Symmetric Enclosure

After noting the edges intersecting the template and attenuating them appropriately, the edges are sorted into 32 angular bins depending on the region of the template they fall under. Figure  displays the division of the model by a ray emanating from its center at 32 angular intervals to form these bins. Within each bin i, the strongest projected edge magnitude is stored as $\lambda_{i}$ . In this way, we form an angular profile of the edge data as shown in Figure . Symmetric enclosure is then computed by summing the contribution to symmetry of each pair of bins as in Equation  which is derived from Equation  [20]:

$$SE=\sum_{i=1}^{32}\sum_{j=1}^{32} \lambda_{i} \lambda_{j} \sin(\frac{\vartheta_{i} - \vartheta_{j}}{2})$$ (2.9)

$\vartheta_{i}$

Angular position of i^th bin

$\lambda_{i}$

Peak projected edge magnitude in i^th bin

  

Figure 2.16: Splitting templates into angular bins

  

Figure 2.17: Computing the angular profile of a contour

Due to the pixelization of the edge data, smaller templates will not overlap enough pixels in the edge map to trigger each of their 32 angular bins.
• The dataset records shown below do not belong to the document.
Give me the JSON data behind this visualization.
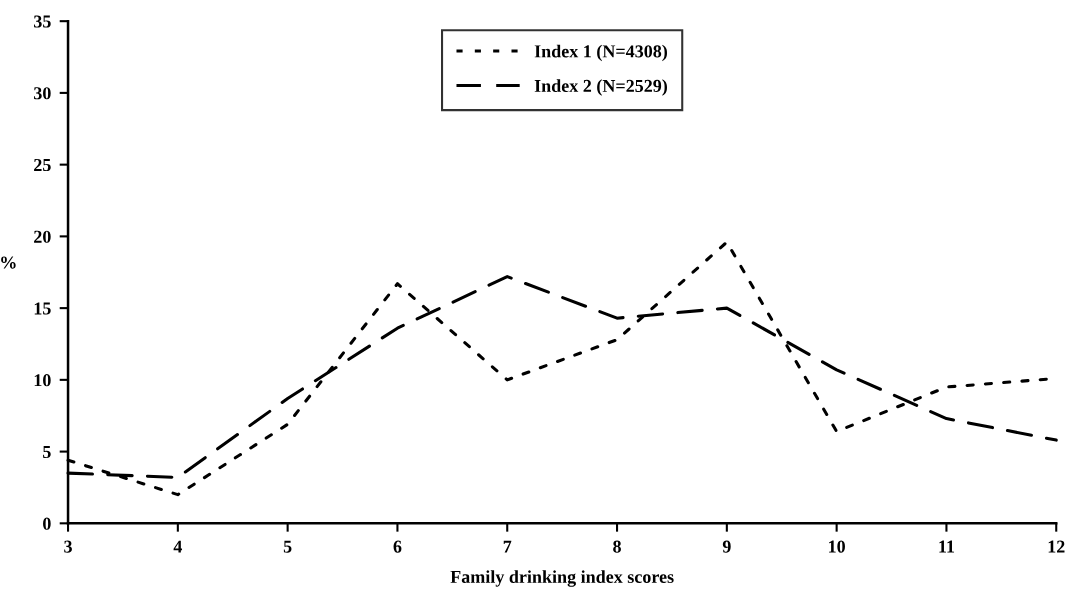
{
  "chart_data": {
    "type": "line",
    "xlabel": "Family drinking index scores",
    "ylabel": "%",
    "x": [
      3,
      4,
      5,
      6,
      7,
      8,
      9,
      10,
      11,
      12
    ],
    "series": [
      {
        "name": "Index 1 (N=4308)",
        "color": "#000000",
        "line_style": "dotted",
        "values": [
          4.4,
          2.0,
          6.9,
          16.7,
          10.0,
          12.8,
          19.6,
          6.4,
          9.5,
          10.1
        ]
      },
      {
        "name": "Index 2 (N=2529)",
        "color": "#000000",
        "line_style": "dashed",
        "values": [
          3.5,
          3.2,
          8.7,
          13.6,
          17.2,
          14.3,
          15.0,
          10.7,
          7.3,
          5.8
        ]
      }
    ],
    "xlim": [
      3,
      12
    ],
    "xticks": [
      3,
      4,
      5,
      6,
      7,
      8,
      9,
      10,
      11,
      12
    ],
    "ylim": [
      0,
      35
    ],
    "yticks": [
      0,
      5,
      10,
      15,
      20,
      25,
      30,
      35
    ],
    "grid": false,
    "legend": "top",
    "marker": "none"
  }
}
Thus, small templates will yield consistently lower values of SE. Therefore each template's output is normalized and presented as a percentage of the possible peak output of the template. For each template, we compute the maximum possible value of SE. The final output is a value from 0 to 100% allowing the implementation of a template-independent threshold on SE. Thus, resolution variations in the image due to scaling and discretization will not affect the response of our template-based symmetry detection.